沈若瑜這才恍然大悟,這謝懷璋哪裡是和她冰釋前嫌,分明就是要翻陳年舊賬和她繼續掐下去的意思。
她的腦袋定是被驢踢了,怎會傻傻地相信謝懷璋浪子回頭,對她伸.出援手?!
待沈若瑜匆匆繞道趕到書院,她已遲到了整整一刻鐘。邁進書院大門的那一刻,她見謝懷璋正聚精會神地在桌案上提筆書寫着甚,他修長的手指若行雲流水般舞弄着筆杆,眉眼間盡是書卷氣,風華絕代,盡顯儒雅風範。
許是冤家之間心有靈犀,謝懷璋竟将手中狼毫置于一側,緩緩擡起了他那雙意味深長的鳳眼,他長眉一挑,嘴角勾起一個略顯玩味的笑意。

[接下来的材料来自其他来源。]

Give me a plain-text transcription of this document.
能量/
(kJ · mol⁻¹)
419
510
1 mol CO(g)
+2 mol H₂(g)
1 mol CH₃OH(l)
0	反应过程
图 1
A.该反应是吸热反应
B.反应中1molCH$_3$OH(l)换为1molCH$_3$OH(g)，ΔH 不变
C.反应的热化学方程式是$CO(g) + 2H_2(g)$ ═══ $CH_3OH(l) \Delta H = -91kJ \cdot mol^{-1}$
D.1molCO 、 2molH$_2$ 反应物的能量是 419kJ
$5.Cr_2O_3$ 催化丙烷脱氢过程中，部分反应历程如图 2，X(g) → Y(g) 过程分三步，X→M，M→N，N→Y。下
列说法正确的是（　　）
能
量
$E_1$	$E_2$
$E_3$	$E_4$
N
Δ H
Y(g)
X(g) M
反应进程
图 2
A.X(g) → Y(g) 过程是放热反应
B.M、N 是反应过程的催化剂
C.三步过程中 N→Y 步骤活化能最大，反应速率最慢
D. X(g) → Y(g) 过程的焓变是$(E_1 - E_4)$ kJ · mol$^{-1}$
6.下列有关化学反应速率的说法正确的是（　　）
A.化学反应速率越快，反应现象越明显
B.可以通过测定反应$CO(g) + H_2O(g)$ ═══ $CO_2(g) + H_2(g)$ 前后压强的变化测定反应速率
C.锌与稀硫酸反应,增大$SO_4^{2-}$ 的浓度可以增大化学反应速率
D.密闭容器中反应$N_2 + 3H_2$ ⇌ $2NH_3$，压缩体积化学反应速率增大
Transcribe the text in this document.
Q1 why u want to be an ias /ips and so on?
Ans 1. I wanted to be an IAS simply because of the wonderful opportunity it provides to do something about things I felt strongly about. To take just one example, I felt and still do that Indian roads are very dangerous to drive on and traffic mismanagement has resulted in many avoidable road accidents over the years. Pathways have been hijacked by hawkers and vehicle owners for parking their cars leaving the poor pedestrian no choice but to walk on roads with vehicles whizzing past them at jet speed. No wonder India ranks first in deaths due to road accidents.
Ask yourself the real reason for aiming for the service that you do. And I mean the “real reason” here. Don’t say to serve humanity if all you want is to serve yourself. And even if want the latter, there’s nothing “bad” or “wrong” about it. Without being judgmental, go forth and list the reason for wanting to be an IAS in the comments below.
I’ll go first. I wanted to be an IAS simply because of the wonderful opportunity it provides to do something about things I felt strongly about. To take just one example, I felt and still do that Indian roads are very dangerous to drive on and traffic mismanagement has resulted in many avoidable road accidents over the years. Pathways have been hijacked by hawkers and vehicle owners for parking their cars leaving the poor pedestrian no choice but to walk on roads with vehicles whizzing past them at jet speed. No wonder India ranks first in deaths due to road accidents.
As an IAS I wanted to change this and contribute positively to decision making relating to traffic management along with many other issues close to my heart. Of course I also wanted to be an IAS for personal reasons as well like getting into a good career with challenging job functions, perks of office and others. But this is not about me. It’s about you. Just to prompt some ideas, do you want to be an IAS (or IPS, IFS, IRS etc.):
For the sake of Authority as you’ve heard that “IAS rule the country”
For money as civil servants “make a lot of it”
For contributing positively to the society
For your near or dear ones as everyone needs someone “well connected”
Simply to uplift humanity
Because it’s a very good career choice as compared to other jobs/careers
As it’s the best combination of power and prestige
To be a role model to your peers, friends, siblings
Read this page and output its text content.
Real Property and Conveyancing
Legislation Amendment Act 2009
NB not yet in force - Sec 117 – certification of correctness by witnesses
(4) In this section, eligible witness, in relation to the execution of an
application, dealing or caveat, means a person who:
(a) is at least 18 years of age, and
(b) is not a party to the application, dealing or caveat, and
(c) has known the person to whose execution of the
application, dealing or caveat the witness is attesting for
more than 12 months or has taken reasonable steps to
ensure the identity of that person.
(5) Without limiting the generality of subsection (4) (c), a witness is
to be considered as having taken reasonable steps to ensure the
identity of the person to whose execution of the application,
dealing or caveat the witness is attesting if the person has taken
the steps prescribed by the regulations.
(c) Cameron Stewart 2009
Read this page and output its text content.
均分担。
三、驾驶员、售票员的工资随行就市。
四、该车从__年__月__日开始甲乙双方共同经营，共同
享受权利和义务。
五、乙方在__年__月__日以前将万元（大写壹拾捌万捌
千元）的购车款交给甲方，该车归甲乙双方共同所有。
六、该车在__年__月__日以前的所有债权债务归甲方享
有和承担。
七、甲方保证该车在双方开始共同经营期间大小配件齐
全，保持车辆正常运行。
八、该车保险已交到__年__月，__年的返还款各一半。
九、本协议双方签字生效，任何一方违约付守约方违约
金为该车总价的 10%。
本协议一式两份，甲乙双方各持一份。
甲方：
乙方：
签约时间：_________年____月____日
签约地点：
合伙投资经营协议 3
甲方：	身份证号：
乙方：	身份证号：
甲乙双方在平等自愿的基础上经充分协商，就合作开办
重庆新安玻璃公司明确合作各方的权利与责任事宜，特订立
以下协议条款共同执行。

沈若瑜與謝懷璋目光對峙,一個氣勢洶洶,一個似有挑釁,周遭似有火花飛濺。
那日,因着遲到,沈若瑜被罰抄了《禮記》,夫子美其名曰,讓她好好學學規矩。
而沈若瑜卻覺得,這是謝懷璋給她的下馬威,他依舊死性不改,對她管天管地。
也是那一刻,沈若瑜才意識到,她和謝懷璋的互掐并沒有結束,一切都才剛剛開始。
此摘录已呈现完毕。